I try to learn this lesson https://spark.apache.org/docs/latest/api/python/getting_started/quickstart_connect.html

  1. Method 1: from anaconda - window

by download the JP notebook to my Downloads folder, then start the jupyter notebook via anaconda

when I run the line

!$HOME/sbin/start-connect-server.sh --packages org.apache.spark:spark-connect_2.12:$SPARK_VERSION

but it raise error "'$HOME' is not recognized as an internal or external command, operable program or batch file."

after follow all the step in https://stackoverflow.com/a/40514875/12544460 but it still does not work.

  • I start the jupyter note book in anaconda prompt from C:\Users\name\

  • my downloaded notebook in C:\Users\name\Downloads

  • my location to run Spark connect is:

C:\Users\name\anaconda3\envs\pyspark_env\Lib\site-packages\pyspark (already set HOME="" in anaconda cmd)

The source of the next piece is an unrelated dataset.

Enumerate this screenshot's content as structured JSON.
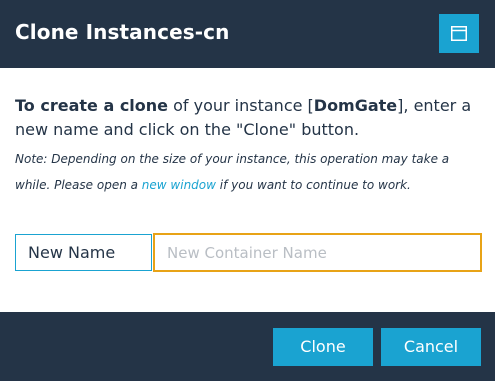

for method 1: how to fix the home location?

  1. Method 2: run pyspark in spark file in ubuntu

following this lesson: https://spark.apache.org/docs/latest/spark-connect-overview.html

the very first lines work fine until I run to the step "spark = SparkSession.builder.getOrCreate()" it always raise error like "ImportError: Pandas >= 1.0.5 must be installed; however, it was not found.". Mention that this is a new extracted Spark folder. And then I try to install pandas via: "pip install pandas".... successful but it still raise the error above. I tried multiple times to find where to put the pandas zip or extracted in the spark folder, but it still did not work.

For the method 2, what is the proper way to fix this problem?

0

There are 0 answers